Velen zullen de wenkbrauwen hebben gefronst bij het volgen van de recente ontwikkelingen rond de avondklok. Je hoeft geen jurist te zijn om vraagtekens hierbij te plaatsen, want een officiële gerechtelijke uitspraak wordt gewoon omzeild alsof het de normaalste zaak van de wereld is. Hoe kan dit?

Verkeerde wet
Vorige week was de voorzieningenrechter van de rechtbank Den Haag erg duidelijk in zijn uitspraak van 16 februari 2021. De wijze waarop de overheid de avondklok had ingevoerd kon niet door de beugel. De overheid had namelijk gebruik gemaakt van de Wet buitengewone bevoegdheden burgerlijk gezag. Deze wet kan enkel worden ingezet in zeer buitengewone en spoedeisende situaties. Denk hierbij aan een dijkdoorbraak. Alleen dan hoeft het Kabinet de Eerste en Tweede Kamer niet bij haar acties te betrekken.

Volgens de rechter was geen sprake van een spoedeisende situatie. Het Kabinet had in het verleden immers al vaker de invoering van de avondklok overwogen. Vanwaar nu dan opeens die haast? De rechter vond het inzetten van deze wet om de avondklok erdoor te drukken dan ook niet legitiem. Zeker niet wanneer de rechten en vrijheden van burgers dermate worden beperkt. De rechtbank beval dan ook de directe opheffing van de avondklok.
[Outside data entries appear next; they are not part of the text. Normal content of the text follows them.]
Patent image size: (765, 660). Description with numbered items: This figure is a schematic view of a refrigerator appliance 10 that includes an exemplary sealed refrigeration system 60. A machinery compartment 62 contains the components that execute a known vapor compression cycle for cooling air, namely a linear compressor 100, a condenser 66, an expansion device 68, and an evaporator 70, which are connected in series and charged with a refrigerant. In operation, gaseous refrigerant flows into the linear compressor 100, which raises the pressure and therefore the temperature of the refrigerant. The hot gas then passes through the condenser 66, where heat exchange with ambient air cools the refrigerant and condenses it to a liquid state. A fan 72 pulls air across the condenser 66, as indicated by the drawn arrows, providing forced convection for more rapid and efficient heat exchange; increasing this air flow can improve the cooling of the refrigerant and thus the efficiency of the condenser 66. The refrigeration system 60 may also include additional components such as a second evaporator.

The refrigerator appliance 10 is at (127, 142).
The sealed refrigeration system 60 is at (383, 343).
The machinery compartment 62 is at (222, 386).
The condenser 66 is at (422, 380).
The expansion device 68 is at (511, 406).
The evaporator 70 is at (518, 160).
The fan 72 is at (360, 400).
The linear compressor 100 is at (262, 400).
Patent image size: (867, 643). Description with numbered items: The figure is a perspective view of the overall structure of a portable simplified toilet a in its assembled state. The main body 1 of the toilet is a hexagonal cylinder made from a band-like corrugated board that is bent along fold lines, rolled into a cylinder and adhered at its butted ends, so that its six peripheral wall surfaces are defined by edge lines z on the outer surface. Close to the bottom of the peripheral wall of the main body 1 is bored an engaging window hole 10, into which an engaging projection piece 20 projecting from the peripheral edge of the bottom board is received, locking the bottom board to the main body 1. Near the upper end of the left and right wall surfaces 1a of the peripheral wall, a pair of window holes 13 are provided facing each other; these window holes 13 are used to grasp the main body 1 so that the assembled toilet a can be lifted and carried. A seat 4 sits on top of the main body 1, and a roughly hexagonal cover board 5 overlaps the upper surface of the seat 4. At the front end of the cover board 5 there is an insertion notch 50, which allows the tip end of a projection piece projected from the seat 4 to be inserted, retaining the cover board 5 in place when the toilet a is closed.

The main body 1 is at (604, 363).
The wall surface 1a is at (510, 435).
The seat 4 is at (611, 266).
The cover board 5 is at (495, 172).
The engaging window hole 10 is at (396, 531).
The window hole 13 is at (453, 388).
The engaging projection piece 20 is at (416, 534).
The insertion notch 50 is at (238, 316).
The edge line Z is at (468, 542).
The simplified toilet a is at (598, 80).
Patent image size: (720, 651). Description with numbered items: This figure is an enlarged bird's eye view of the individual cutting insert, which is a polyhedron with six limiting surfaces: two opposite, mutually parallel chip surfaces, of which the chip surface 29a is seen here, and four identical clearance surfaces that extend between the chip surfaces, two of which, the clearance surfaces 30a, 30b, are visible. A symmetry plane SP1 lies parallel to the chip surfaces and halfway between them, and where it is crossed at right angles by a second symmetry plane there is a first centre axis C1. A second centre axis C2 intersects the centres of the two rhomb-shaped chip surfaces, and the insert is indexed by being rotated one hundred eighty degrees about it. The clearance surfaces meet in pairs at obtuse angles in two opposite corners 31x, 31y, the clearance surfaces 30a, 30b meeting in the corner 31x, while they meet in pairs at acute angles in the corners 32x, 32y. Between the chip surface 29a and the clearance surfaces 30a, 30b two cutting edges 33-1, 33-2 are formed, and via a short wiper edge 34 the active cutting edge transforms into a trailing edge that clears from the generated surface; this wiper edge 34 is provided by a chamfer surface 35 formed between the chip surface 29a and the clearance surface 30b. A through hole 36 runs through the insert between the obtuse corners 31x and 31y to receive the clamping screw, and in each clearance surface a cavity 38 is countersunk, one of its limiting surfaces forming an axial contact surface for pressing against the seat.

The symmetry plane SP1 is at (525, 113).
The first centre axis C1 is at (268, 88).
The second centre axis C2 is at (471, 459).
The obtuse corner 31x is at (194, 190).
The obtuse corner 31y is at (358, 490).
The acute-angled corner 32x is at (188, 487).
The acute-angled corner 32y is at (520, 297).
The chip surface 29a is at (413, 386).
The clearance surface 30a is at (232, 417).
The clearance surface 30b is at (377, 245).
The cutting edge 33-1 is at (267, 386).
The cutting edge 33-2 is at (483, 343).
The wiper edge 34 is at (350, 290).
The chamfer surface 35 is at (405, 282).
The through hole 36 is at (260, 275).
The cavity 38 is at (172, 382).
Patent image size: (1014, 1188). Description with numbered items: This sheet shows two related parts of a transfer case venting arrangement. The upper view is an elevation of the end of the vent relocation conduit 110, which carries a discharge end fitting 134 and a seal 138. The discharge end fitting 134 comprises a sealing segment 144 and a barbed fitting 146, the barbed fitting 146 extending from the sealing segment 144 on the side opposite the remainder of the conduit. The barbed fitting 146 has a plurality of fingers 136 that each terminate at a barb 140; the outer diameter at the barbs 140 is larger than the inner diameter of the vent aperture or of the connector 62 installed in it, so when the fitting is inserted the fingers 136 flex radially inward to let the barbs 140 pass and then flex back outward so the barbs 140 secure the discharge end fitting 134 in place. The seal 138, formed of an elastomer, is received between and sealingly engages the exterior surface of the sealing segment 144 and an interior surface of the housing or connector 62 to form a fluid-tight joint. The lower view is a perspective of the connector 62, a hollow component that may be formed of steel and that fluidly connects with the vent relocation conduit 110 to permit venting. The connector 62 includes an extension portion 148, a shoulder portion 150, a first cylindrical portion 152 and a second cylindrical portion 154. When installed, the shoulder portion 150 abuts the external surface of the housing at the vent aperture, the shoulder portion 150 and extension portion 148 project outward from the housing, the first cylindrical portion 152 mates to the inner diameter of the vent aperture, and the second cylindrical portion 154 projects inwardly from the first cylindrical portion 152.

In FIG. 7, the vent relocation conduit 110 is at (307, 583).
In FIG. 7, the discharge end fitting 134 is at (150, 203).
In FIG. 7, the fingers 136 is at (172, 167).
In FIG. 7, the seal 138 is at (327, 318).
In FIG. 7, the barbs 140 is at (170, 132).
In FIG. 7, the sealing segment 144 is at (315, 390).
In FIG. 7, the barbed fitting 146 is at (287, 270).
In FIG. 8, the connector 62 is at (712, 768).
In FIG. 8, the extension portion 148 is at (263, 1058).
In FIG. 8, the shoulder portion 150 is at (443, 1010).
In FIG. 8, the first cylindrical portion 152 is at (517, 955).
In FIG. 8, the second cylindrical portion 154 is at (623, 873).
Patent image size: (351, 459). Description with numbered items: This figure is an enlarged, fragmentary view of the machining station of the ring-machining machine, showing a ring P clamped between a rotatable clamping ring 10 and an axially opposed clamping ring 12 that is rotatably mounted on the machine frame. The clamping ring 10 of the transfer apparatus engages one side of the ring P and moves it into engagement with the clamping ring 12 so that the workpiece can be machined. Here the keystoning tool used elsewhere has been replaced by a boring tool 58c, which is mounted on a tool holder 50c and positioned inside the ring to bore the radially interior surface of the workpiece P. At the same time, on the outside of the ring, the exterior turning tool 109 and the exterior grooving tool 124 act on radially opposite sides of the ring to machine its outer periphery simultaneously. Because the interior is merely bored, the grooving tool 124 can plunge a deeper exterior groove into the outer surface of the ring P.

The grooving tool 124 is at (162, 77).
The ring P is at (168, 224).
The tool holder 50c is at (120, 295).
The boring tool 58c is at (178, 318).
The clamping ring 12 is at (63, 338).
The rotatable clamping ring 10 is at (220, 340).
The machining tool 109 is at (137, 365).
Hoger beroep zonder regels
Toen was natuurlijk het hek van de dam. Meteen diezelfde dag ging de overheid tegen het vonnis in hoger beroep, terwijl dit voor andere zaken toch echt onmogelijk is. Nog voordat het Gerechtshof überhaupt de zaak inhoudelijk had bekeken, schorste zij per direct de uitspraak van de rechtbank. Dit alvast op verzoek van de overheid, want burgers mochten echt niet diezelfde avond nog over straat lopen.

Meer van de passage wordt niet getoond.